Panthers Three-Headed Backfield will test Patriots Run Defense

Week 9's offensive explosion against Pittsburgh did a statistical number to many of the team's first half weaknesses. Third downs and red zone opportunities, two important situations that had killed the Pats earlier in the year, were suddenly being converted with regularity.

However, one weak spot that was not shored up in the win was the team's leaky run defense. The Pats, now the league's 30th ranked rushing defense, allowed Le'Veon Bell to consistently churn out positive yardage (16 carries, 74 yards, 4.6 yards a carry), despite his porous offensive line. The only saving grace for the run D was the fact that Pittsburgh only ran 20 times all game, likely due to a combination of playing from behind and Ben Roethlesberger's success through the air.

That weakness will surely be tested again this week by the Panthers. Carolina has run the ball 32 times a game this season (trailing only Seattle and San Francisco in that category), turning those into 127 hard-fought yards a game. The Panthers backfield is a three-headed monster, boasting former first-round picks DeAngelo Williams and Jonathan Stewart alongside versatile contributor Mike Tolbert.

Carolina presents a unique challenge because each of their backs brings a distinct skill set to the table. Williams is easily the fastest of the three and can be dangerous when he gets into space. He's by far their most dangerous big play threat, boasting both the elusiveness and home-run speed to gash a defense. Take a look at his 27 yard touchdown run last week against the Niners for evidence.

Stewart, on the other hand, is a classic bruiser. At 5'10" and 235 lbs, the former Oregon Duck is a powerful downfield runner who will run through any arm tackle. Stewart and Williams have split carries since Stewart's Week 9 return from an ankle injury, although Stewart's nearly disatrous fumble last week could cost him some opportunities.

Tolbert has a lesser pedigree than either of his backfield peers, but the former Charger has carved out a niche for himself with his versatility. He's maintained his reputation as a notorious touchdown vulture, scoring 6 touchdowns (4 rushing, 2 receiving) to lead all Panthers skill positions. In addition to his goal line role, Tolbert is the team's passing down back, as he is a capable receiver and excellent pass protector.

On top of those three backs, the Patriots will also have to worry about some guy named Cam Newton on the ground. Cam has rushed less this year than in years past, but remains a dynamic threat when he does take off. Newton is also a guy to watch in short-yardage situations, where he does a good job of using every bit of his 6'5", 245 lb body to get conversions.

So, how do the Pats stop this rushing attack? It will start at the line of scrimmage, where the Patriots defensive tackles have to start doing a better job of holding up at the point of attack. Isaac Sopoaga helps in this area simply by being an immovable 330 lbs, but there's only so much one guy can do against an entire team's rushing attack. Undrafted rookies Chris Jones and Joe Vellano continue to flash at times, but need to be more consistent in not getting driven backwards against the run.

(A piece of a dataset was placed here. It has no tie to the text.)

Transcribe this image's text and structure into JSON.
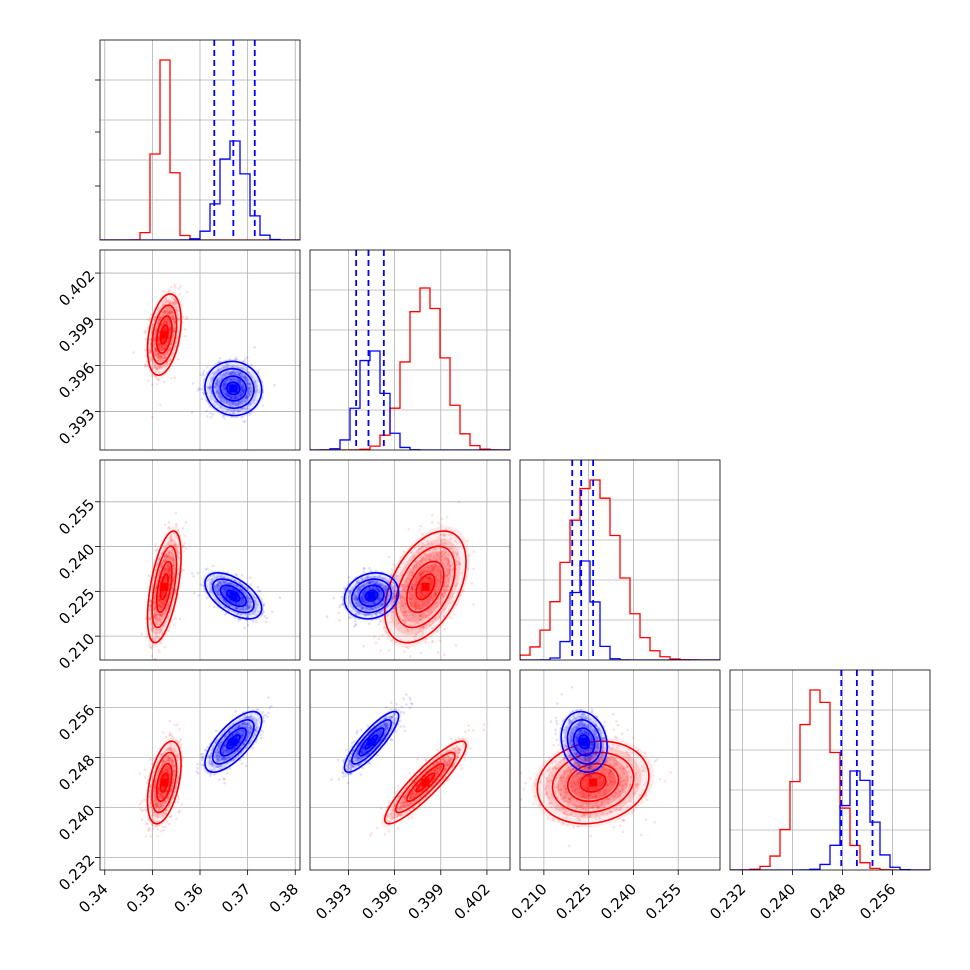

The Patriots offense could do the run defense a huge favor by putting points on the board early and often. This, of course, will be easier said than done, as the Panther's have been one of the NFL's stingiest defenses. However, the Patriots will likely have all of their top weapons available for the first time all season, and some early success on offense could put some real pressure on a middle of the pack Panthers offense that isn't built to play from behind. If the Patriots can get ahead early enough to force the Panthers to throw a lot, the matchup will start to tilt the Patriots favor.

Of course, the Panthers logical counter to a powerful Patriots offense will be...running the ball. The Patriots two losses have both come when opponents have used their running games to dominate time of possession and limit the amount of time Tom Brady and the offense are on the field. That will likely be the strategy for the Panthers, at least early on. It will be up to the Patriots to step up and make plays, especially up front, to keep the Panthers from controlling the game on the ground.